Rifco Inc. (Re), 2020 ABQB 366

The Court delved into extent of Purchaser’s reliance on ‘Material Adverse Effect’ clause in the agreement to terminate the same in wake of COVID-19 pandemic.

On February 2, 2020 Rico Inc, ACC Holding Inc. and Cancap Management in which Cancap is a party to a parent company ACC entered into an Arrangement Agreement wherein ACC reportedly agreed to purchase outstanding shares of Rifco, a public company. This arrangement agreement contained all details ranging from plan of arrangement to other minor details. However, on March 27, 2020 ACC came forward to terminate the contract by invoking Clause 8.2 of the Arrangement Agreement which provided that if after the date of agreement but before its effective date a material adverse effect occurs, due to such exceptional circumstances, the contract will stand discharged. The reason stated by ACC was unanticipated occurrence of COVID-19 and rising prices of oil and among other things qualifying as required ‘Material Adverse Effect’.

Since it was a plan of arrangement, the contract required approval of both the Court and shareholders and prior to notice of termination from ACC, Rifco shareholders had already voted overwhelmingly in approval of the said arrangement. Thereafter, Rifco sought to go ahead to obtain final order from court for the approval of the plan and a declaratory relief that the termination of the arrangement by ACC was unlawful and hence had no effect in the eyes of law.

Amongst other arguments from both the parties, ACC contended their termination of agreement being valid as it was before pre-requisite of approvals both from the shareholders and the Court was fulfilled and that advent of COVID-19 qualifies as Material Adverse effect.

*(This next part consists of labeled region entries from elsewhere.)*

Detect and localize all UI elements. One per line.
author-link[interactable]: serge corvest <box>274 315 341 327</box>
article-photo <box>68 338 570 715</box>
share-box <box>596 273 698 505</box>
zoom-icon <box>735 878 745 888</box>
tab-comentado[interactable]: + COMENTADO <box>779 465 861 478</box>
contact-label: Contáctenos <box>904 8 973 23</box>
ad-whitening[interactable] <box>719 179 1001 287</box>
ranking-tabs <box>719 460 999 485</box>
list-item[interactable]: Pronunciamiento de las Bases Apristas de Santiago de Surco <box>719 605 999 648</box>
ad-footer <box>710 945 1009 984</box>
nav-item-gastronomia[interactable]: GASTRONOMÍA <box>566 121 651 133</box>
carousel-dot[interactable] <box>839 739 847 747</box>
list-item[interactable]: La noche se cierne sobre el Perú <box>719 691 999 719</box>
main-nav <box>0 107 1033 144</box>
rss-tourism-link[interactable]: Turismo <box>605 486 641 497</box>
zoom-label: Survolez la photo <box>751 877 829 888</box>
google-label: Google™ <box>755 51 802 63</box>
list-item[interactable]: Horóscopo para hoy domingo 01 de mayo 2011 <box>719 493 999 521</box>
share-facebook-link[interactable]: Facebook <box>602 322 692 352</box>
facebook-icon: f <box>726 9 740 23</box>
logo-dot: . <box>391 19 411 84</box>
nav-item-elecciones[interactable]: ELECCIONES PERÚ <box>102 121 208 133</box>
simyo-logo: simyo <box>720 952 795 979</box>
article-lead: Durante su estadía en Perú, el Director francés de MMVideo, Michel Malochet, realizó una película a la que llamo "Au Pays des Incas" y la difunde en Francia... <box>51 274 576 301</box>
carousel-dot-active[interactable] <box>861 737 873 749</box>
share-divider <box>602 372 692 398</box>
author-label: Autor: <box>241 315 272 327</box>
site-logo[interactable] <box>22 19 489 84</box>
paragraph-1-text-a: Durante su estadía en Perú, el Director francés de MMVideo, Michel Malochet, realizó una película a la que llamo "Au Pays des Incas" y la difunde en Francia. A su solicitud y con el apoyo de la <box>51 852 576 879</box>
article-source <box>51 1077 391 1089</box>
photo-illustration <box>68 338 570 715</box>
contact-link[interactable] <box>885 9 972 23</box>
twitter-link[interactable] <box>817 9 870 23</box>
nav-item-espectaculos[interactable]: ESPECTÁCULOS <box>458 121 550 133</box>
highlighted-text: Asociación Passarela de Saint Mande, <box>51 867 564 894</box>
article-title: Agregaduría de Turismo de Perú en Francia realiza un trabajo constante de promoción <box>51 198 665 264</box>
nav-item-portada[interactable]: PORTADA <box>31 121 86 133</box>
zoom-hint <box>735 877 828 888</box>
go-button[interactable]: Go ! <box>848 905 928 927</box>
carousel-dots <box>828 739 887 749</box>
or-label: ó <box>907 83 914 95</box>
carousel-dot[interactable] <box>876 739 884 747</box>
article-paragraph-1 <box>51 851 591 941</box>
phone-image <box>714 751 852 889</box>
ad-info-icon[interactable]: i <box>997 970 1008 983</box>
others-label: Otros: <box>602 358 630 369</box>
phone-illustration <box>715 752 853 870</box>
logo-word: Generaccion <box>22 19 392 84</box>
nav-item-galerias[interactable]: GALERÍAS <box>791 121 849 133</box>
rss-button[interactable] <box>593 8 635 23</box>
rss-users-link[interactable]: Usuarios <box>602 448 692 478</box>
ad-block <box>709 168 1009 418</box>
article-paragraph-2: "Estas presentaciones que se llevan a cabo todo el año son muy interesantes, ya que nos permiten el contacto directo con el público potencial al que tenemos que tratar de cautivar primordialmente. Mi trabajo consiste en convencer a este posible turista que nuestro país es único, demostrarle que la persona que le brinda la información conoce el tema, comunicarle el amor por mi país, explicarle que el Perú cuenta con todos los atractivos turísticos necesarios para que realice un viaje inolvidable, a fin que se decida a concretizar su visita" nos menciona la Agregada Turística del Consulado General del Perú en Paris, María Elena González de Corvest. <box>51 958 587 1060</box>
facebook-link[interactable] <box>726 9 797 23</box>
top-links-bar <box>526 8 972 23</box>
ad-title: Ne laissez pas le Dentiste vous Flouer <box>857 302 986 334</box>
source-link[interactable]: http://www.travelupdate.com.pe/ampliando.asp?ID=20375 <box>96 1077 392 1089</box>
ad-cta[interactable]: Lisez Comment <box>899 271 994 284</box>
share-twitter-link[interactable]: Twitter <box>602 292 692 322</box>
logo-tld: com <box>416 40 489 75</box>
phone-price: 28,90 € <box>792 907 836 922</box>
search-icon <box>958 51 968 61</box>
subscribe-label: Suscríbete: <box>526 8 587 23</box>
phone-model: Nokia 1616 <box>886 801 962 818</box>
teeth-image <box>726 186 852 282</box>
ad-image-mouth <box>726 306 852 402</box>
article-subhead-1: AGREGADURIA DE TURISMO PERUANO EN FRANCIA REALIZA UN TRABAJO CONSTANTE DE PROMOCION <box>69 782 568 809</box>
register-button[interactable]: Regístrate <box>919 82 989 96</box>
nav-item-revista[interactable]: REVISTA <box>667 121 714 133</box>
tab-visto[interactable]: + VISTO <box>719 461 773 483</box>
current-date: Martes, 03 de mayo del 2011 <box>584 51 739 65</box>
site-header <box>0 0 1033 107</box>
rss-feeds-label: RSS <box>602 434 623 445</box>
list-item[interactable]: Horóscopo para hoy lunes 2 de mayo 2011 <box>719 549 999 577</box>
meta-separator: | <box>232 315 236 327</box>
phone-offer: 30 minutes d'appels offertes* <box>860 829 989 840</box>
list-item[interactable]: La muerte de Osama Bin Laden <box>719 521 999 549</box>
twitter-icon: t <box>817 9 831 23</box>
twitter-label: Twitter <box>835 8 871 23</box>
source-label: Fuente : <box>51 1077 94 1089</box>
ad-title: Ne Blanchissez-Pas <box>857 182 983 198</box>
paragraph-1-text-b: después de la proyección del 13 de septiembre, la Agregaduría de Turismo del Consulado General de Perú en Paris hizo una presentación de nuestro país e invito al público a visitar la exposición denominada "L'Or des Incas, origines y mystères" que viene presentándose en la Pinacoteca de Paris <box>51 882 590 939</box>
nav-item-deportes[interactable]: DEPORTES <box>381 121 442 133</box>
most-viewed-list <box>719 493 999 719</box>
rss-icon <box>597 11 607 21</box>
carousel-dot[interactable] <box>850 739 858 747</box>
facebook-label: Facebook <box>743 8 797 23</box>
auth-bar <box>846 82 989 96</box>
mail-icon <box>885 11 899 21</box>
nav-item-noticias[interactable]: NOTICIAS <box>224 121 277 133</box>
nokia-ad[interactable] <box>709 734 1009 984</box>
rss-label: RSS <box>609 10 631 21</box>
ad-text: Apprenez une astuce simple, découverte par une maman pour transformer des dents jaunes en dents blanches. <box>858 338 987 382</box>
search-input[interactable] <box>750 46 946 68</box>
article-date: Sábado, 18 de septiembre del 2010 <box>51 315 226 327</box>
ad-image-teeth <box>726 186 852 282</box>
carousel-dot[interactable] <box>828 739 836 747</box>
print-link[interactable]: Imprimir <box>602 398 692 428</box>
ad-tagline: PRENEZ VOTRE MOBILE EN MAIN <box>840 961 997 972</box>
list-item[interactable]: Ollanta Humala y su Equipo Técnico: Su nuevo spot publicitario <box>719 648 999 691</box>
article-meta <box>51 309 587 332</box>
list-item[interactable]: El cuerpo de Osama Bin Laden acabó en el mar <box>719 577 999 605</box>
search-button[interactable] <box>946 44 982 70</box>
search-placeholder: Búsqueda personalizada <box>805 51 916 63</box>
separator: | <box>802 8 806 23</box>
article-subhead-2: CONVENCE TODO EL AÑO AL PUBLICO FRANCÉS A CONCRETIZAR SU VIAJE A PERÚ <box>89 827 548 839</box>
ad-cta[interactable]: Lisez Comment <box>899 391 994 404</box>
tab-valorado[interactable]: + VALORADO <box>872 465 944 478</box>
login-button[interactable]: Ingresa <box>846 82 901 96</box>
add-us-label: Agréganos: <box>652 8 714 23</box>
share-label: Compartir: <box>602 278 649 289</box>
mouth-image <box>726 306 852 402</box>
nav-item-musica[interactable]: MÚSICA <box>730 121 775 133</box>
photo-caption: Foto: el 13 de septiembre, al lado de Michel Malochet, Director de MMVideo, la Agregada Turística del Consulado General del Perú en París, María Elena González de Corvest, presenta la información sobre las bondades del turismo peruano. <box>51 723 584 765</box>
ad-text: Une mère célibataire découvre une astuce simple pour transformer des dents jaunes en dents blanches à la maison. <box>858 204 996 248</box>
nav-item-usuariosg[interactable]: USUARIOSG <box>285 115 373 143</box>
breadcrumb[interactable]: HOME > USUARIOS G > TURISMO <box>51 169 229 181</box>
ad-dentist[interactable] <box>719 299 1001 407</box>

On the other hand, Rifco claimed that court has jurisdiction for declaratory relief as sought under section 193 of Alberta Business Corporations Act and section 11 of the Judicature Act, RSA 2000 with the support of precedent in Weir jones technological incorporated v. Purolator Courier ltd, 2017 ABCA 49.

The court noted that the ACC bore the burden to establish existence of circumstances entitling them to invoke material adverse effect clause but the evidences presented by them don’t sufficiently support their contention as COVID-19 or its aftermath don’t even seem to be material in given facts. Hence, there is no special exclusion for pandemic or disease and all the statements alleged by ACC stand out of the purview of the Material Adverse Effect. However, the Court observed that it could not decide the issue of validity of termination. In addition, highlighting the flexibility provided by Rules 3.12 and 3.14 it also declined to make any procedural direction in the light of ongoing COVID-19 restrictions on the court functioning and ended up suggesting the parties to proceed to a case conference instead.